Namun tetap saja, setelah tugas datang menghampiri para mahasiswa, keluhanlah yang keluar dari bibirnya. Walaupun tugas itu tetap dikerjakan, sebab jika tidak mungkin saja nilai akhir mata kuliah bakal buruk bahkan kosong. Dengan terpaksa tugas demi tugas mulai dikerjakan sekenanya dengan alasan “yang penting ngumpulin.”


Hal di atas belum ditambah dengan keluhan mahasiswa yang lain, “Kuliah daring membuat boros kuota internet.”  Wajar saja, untuk membuat tugas sampai mengumpulkannya memang membutuhkan akses internet. Walaupun terdapat batuan kuota gratis, tetap saja ada tugas-tugas yang membutuhkan kuota tambahan.


Apakah dalam kondisi demikian para dosen merasa nyaman? Kuliah online, memberikan tugas, menilainya, memberikan soal, mengoreksinya dan persoalan administrasi lainnya. Eitss tunggu dulu, tidak segampang itu menjadi dosen ditengan pandemi yang entah sampai kapan ujungnya ini.

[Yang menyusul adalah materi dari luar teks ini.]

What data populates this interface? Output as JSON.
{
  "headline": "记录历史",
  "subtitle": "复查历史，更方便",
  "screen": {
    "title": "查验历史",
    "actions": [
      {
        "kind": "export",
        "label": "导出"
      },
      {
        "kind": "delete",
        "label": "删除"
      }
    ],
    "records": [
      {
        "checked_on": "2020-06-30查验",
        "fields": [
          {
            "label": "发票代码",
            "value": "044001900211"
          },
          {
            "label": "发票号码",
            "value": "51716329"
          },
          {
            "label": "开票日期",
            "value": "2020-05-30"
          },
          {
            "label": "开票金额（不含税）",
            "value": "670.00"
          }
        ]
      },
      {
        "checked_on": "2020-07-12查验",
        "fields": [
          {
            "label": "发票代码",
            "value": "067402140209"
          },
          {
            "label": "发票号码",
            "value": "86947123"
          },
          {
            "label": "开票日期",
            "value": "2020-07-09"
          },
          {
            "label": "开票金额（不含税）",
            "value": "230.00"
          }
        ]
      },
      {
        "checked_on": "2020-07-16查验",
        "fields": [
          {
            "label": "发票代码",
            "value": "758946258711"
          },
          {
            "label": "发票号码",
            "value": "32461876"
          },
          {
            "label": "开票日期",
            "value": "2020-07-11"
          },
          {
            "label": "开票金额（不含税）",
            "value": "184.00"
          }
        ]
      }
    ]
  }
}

Para dosen harus selalu memikirkan mulai dari persiapan perkuliahan hingga akhir perkuliahan. Hanya sekedar memberikan tugas saja, bagi sebagian dosen harus memeras otak karena mana mungkin hanya memberikan tugas sekali selama satu semester. Belum lagi bagi dosen yang masih kurang ‘melek teknologi’, bisa dipastikan mereka mengalami kesulitan untuk mengoperasikan aplikasi-aplikasi penunjangnya.


Lengkaplah sudah permasalahan pendidikan yang ada dewasa ini yang bisa dikatakan seperti tidak kuliah. Namun sebenarnya ada solusi lho untuk menghadapi kondisi demikian. Ingat! Dengan adanya pandemi ini bukan hanya dunia pendidikan yang terkena dampaknya, namun segala sektor pun tidak kurang permasalahannya.

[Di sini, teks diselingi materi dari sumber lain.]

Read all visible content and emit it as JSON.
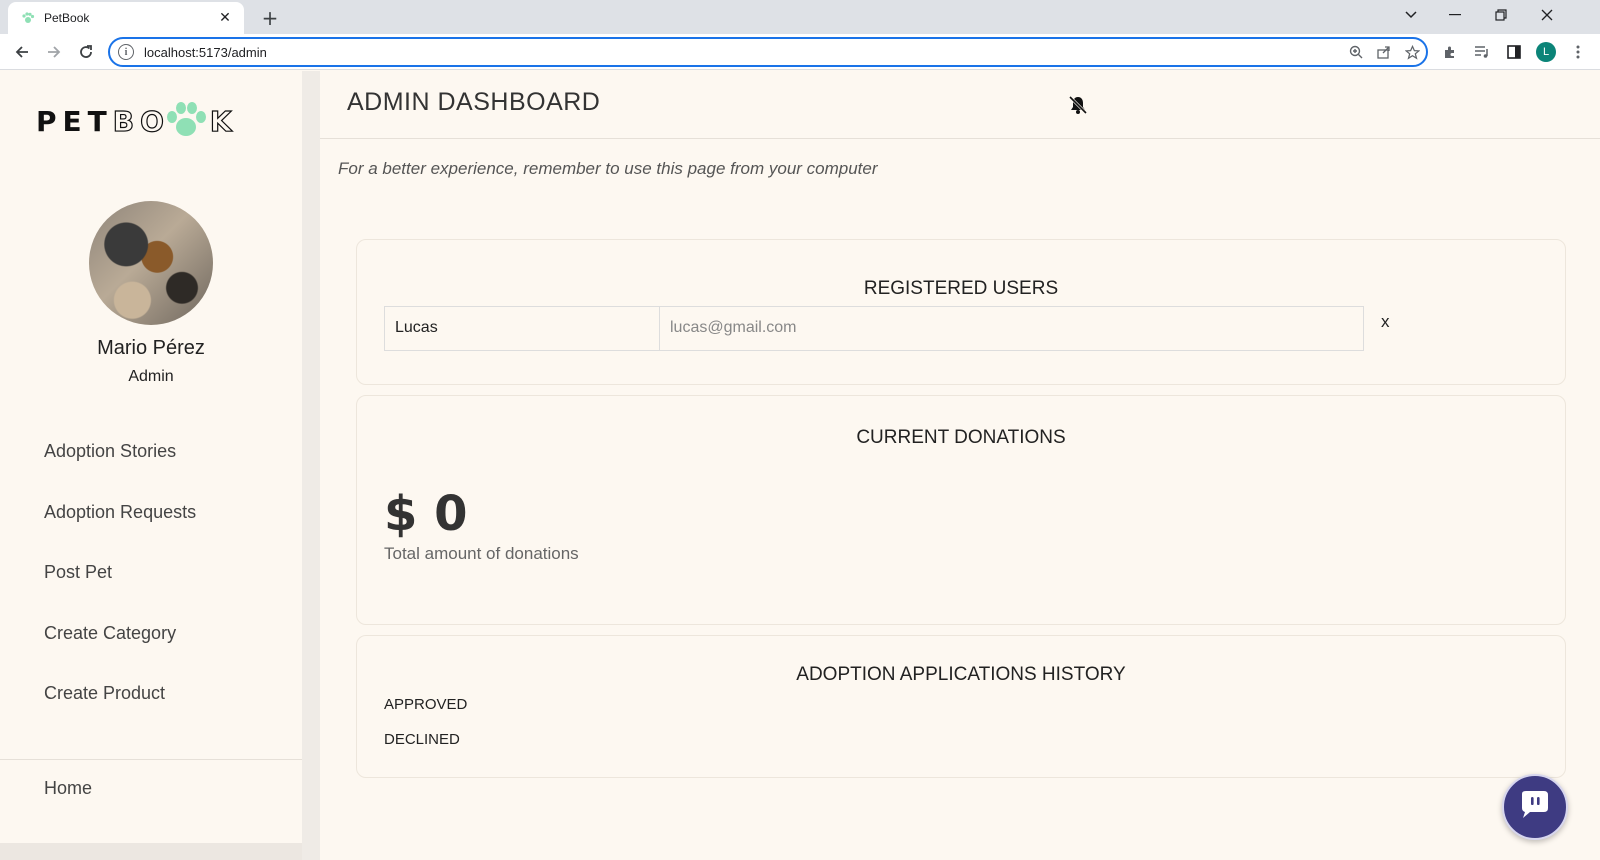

Semua sektor dituntut untuk mencari wacana-wacana baru dalam perubahan kehidupan abad-21. Tanpa ada solusi-solusi jitu, bukan tidak mungkin sebuah negara hanya akan menjadi penonton kontestasi perkembangan global. Nahhh, kira-kira solusi yang jitu dunia pendidikan saat ini apa ya?

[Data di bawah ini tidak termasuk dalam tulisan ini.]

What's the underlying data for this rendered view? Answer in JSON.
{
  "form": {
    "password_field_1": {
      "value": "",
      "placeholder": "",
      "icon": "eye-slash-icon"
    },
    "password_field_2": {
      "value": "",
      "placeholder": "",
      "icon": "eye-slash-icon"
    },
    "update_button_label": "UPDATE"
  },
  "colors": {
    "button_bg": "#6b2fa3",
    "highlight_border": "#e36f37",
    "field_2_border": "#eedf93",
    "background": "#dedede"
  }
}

Yang perlu diingat, mahasiswa bukan anak kecil yang harus disuapi dengan ilmu pengetahuan. Sudah seharusnya mereka justru haus akan ilmu pengetahuan, mencari, bahkan membuat inovasi di bidangnya masing-masing. Oleh karena itu, tugas yang hanya menuntut mereka menjawab soal-soal rupanya tidak dibutuhkan lagi.


Para mahasiswa lebih membutuhkan self-branding dengan segudang karya-karya inovatif yang akan sangat bermanfaat. Yups, bukan lagi soal-soal uraian dengan teori-teori omong kosong bak sedang mengigau. Jawaban-jawabannya pun langsung lupa begitu lembar jawab dikumpulkan, paling-paling memori laptop/smartphone yang menyimpannya.


Misalnya saja nih, membuat karya ilmiah berupa artikel jurnal yang nantinya akan dikirim ke jurnal-jurnal bereputasi. Hal itu akan sangat meningkatkan daya literasi bagi para mahasiswa bukan hanya sekedar membaca dan menyalinnya menjadi jawaban. Buatlah grup yang terdiri dari dua atau tiga orang untuk menyusun satu artikel atau bahkan lebih.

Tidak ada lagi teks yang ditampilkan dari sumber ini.